David Mayes became the president of Fall Creek Little League football so Derrick could play early. He was in second grade running the field with the third graders.
‘He was always outgoing,’ said Derrick’s mom, Annie Mayes. ‘Growing up, he was like a little daredevil. He would try anything.’ But out of everything he tried, Derrick loved football most.
‘I remember we would take him to the high school football games and while the team was playing in the stadium, Derrick was out in a field with friends,’ said David Mayes, ‘playing more football.’
Once at North Central, Derrick began to shine. ‘I started getting a lot of attention the same way Huddy has so there are a lot of parallels and similarities there.’ Derrick’s stellar high school career later landed him in North Central’s hall of fame.
In 1992, it led him to Notre Dame where, as a wide receiver, Derrick set the program record for career touchdown receptions, a feat that was broken by Jeff Samardzija a decade later.
In 1996, Derrick Mayes was drafted by the Green Bay Packers in the second round of the NFL Draft. He caught six passes in his rookie season and was part of the Packers’ Super Bowl-winning team. For the next two seasons, Mayes expanded his role with the team and had his best game in 1998, catching three touchdowns against the Carolina Panthers.
Before the 1999 season, Mayes was traded to the Seattle Seahawks where, in his first season, he caught a career-high 62 passes for 829 yards and 10 touchdowns, In 2001, after a 2000 season in which Mayes caught 29 passes and one touchdown, he was cut by Seattle. Mayes was signed by Kansas City in July 2001, but was released during final roster cuts.

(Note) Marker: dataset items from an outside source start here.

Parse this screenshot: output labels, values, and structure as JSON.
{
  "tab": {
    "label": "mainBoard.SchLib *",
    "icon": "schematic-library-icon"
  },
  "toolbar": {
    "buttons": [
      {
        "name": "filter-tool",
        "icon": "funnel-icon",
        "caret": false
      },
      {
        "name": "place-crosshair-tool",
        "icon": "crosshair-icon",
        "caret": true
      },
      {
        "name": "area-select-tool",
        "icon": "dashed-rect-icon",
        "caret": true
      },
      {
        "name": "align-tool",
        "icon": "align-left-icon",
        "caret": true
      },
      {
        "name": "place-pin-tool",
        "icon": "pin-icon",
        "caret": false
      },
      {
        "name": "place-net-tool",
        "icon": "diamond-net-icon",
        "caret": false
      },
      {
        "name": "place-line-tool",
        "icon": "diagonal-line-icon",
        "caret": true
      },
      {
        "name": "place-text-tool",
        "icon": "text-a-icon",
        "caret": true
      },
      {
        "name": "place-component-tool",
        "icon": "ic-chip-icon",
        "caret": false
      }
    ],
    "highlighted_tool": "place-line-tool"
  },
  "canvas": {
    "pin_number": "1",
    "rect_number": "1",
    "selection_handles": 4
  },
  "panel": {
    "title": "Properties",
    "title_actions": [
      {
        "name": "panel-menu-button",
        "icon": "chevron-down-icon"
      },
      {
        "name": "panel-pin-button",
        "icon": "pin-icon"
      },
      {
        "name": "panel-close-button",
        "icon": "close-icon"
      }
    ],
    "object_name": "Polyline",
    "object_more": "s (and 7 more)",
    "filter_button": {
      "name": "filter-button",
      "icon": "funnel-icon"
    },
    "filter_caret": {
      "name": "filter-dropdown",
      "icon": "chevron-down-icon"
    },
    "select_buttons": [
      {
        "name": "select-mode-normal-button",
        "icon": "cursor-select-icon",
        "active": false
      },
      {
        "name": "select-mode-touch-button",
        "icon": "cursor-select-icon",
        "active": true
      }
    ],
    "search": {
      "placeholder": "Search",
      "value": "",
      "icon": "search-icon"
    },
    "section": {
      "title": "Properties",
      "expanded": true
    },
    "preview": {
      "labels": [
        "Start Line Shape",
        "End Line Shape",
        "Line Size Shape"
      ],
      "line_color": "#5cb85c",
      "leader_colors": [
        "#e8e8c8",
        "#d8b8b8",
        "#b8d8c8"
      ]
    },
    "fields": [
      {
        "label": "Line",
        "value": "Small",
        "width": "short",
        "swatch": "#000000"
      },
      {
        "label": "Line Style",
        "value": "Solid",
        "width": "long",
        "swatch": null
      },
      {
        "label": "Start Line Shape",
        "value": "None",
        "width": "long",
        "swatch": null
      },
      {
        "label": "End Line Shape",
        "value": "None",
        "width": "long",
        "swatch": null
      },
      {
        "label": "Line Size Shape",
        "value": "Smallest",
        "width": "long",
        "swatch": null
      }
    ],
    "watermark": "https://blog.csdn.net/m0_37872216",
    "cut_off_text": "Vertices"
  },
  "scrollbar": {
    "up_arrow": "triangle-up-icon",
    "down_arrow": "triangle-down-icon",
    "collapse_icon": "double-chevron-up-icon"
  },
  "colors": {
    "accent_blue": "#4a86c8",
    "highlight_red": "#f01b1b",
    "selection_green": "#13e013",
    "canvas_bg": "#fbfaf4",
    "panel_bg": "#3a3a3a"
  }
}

That same year, Derrick and Gayle were married. The two had reconnected with Derrick spending his off seasons in New York City.

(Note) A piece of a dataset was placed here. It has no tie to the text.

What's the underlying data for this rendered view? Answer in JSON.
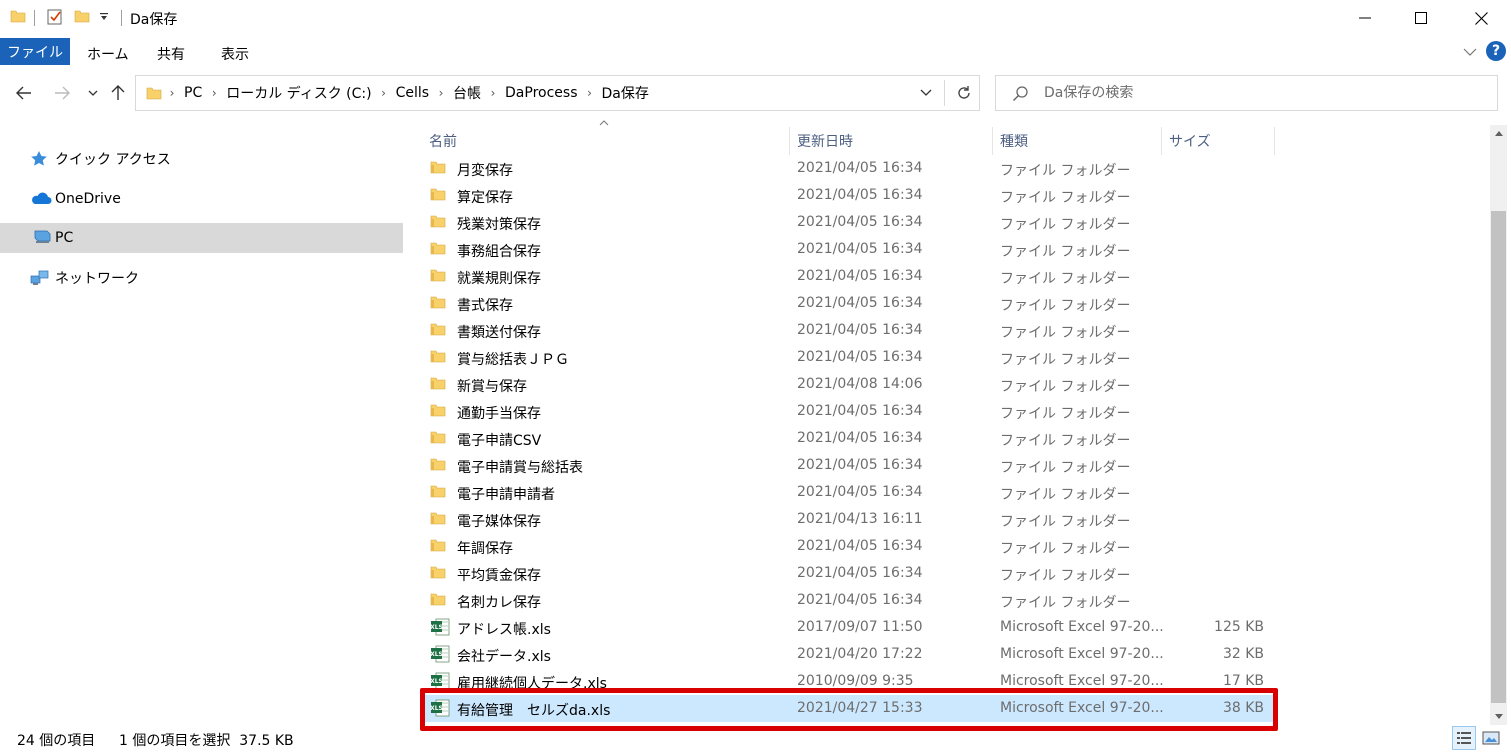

After football was over, they would eventually move to California and raise their only child, Hudson, instilling a love of school, basketball – and his family legacy.
Grandpa Roger, there are differences, of course
Hudson is 3.8 GPA student with big dreams.
‘I want to go somewhere and get a good education, just honor my legacy and my roots,’ he said. ‘I want to become a businessman and an entrepreneur.
‘When it comes to basketball, the end goal is to play in the NBA, be a really good NBA player, make All-Star teams, win MVPs and go into the hall of fame.’
Just like his grandpa.
There are, of course, plenty of differences between Hudson and Brown. Hillman recently saw a clip of Hudson playing.
‘And I saw him dunking the ball during play,’ Hillman said laughing. ‘And I find that very amusing in that his grandfather would never dunk in warmups or anything – and he could dunk.’ High, soaring two-handed dunks.
McGinnis said Hudson is ‘a little bit more athletic than his grandpa.’ ‘I never saw his grandpa dunk a ball. He was too cool for that. He’d say, ‘You get two points whether you lay it in or dunk it. So Roger chose to just shoot.’
Shoot the layup or, his favorite, that midrange jump shot. ‘I see Hudson doing that midrange, too,’ McGinnis said. ‘I see a lot of similarities. He looks like Roger, too.’
But McGinnis isn’t big on comparisons, mainly for Hudson’s sake.
‘When I’m around Hudson, everybody bombards him with ‘Roger this’ and ‘Roger that,” he said. ‘And I think he appreciates that. He is such a wonderful kid, so polite, he sits there and listens and smiles and says ‘Thank you,’ but you can see it in his face. He wants to live his own legacy. He wants to be his own person.’
Hudson said he is ‘fine’ with people coming up and talking about his grandpa. ‘But I’m also Hudson. I don’t go out on the court as Roger’s grandson.
‘I’m definitely focused on my own path. But I also want to honor him while doing it.’